Aid to the Church in Need has been able to rebuild houses in the Nineveh Plains, meaning thousands of families can return. But a true home is more than a house, and many churches and schools have also been rebuilt to give the community a sense of focus and a sense of hope.
Pope Francis was acutely aware of the deep suffering of all Iraqis, but especially the tiny Christian minority. One of the reasons that the Catholic Church is so attuned to geopolitics and the thoughts and words of the Pope on issues so closely followed, is the fact that more than any government or the United Nations, the Church is present in almost every community in the world. Following the Isis invasion, the Pope was able to hear daily reports from the bishops, priests and religious sisters who had fled with their people and were ministering to them in displacement camps.
But Pope Francis is not a man who is content to monitor suffering from a distance. As a pastor, he always wants to be with people in their suffering. And after Isis was pushed back, he was keen to go to Iraq as soon as he could to see the rebuilding and give fresh heart to the Christians there.
The people here are like olive trees. You can cut them, burn them, but after 10 or 20 years they will continue to give fruit. Isis tried everything, but we remain, and as a Church we do everything to give a sign of hope
— Dr Nizar Semaan, Syriac Catholic archbishop in Northern Iraq
For a time, it looked like the Covid-19 pandemic would scupper the Holy Father’s chance to go to Iraq. But the arrival of vaccines, heralded fresh hope of a longed-for papal visit for the people of Iraq.
When the Pope was eventually able to go in March 2021, I was honoured that he asked me to travel with him aboard the papal plane that journalists dub ‘Shepherd One’ as a representative of the Catholic agencies that helped in the rebuilding of northern Iraq.

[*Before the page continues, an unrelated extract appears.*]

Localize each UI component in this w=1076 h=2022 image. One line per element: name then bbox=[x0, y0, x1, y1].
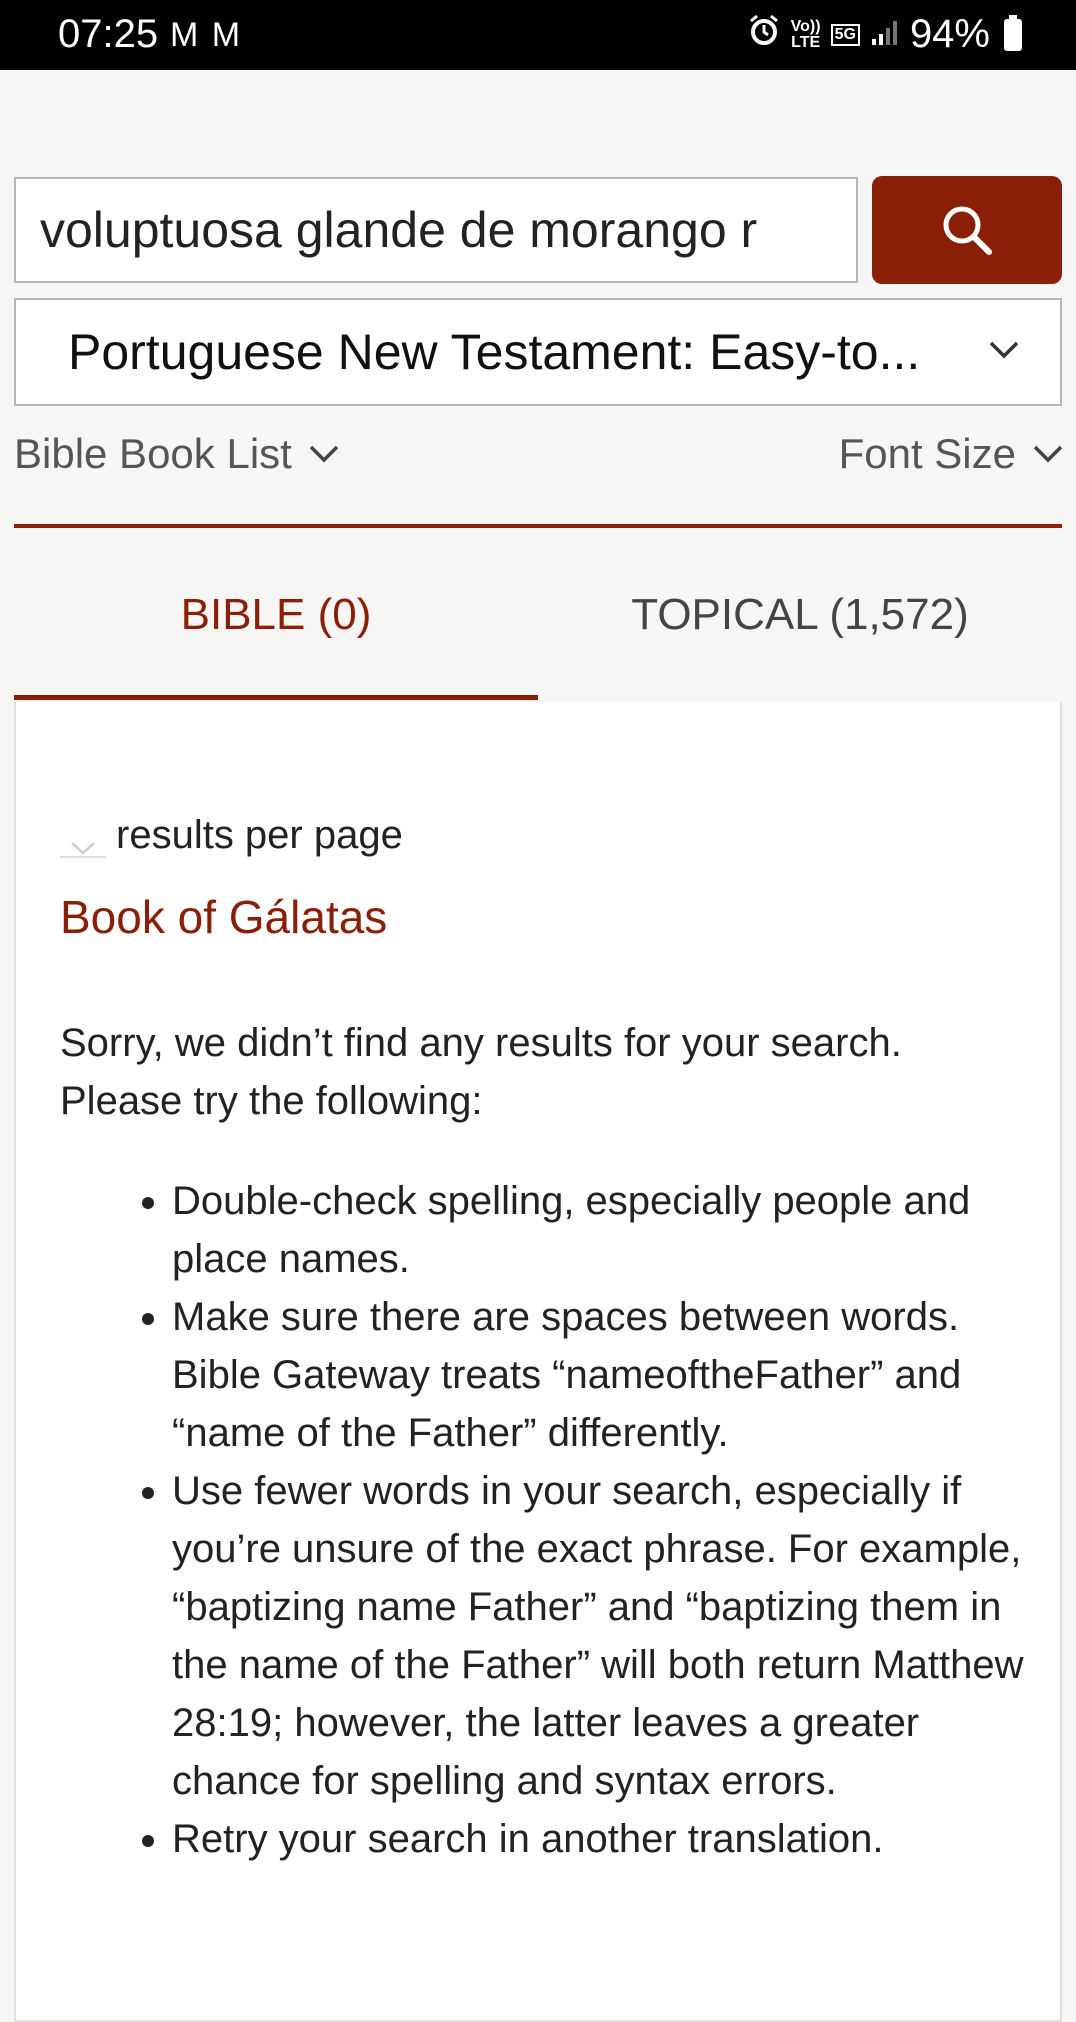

As we landed in Baghdad International Airport in the early afternoon sunshine, the co-pilots opened the cockpit windows and unfurled the flag of Iraq and the Vatican flag. A few minutes later, I accompanied Francis as he became the first Pope in history to set foot in the ancient land of Abraham – the patriarch revered by Jews, Christians and Muslims and a powerful symbol for interreligious dialogue.
As we met Christian families who had returned to their homes, their relief was palpable – but also their joy that the Pope had come to be with them at a difficult moment in history, not unlike when Pope St John Paul II came to Ireland in 1979.
Iraqi Christians continue to face many challenges, but they are hopeful and buoyed by their faith. “Words cannot describe what we experienced 10 years ago, Isis tried to eradicate us, but they failed,” Dr Nizar Semaan, the Syriac Catholic archbishop in Northern Iraq told me recently.
He used an image that will be familiar to anyone who has been to the Middle East: “The people here are like olive trees. You can cut them, burn them, but after 10 or 20 years they will continue to give fruit.”
“They tried everything, but we remain, and as a Church we do everything to give a sign of hope”, he said.
While outright violence has receded in Iraq, Christians in Iraq are still fighting to get the same recognition and rights as other Iraqi citizens, and the current threat of a regional conflict involving Israel and Lebanon has the community on edge. In these situations, they often become targets for fundamentalists or collateral damage in the wars of others.
Their future is by no means certain, but for now – 10 years after the Isis invasion – they are rebuilding their lives in their ancient homelands.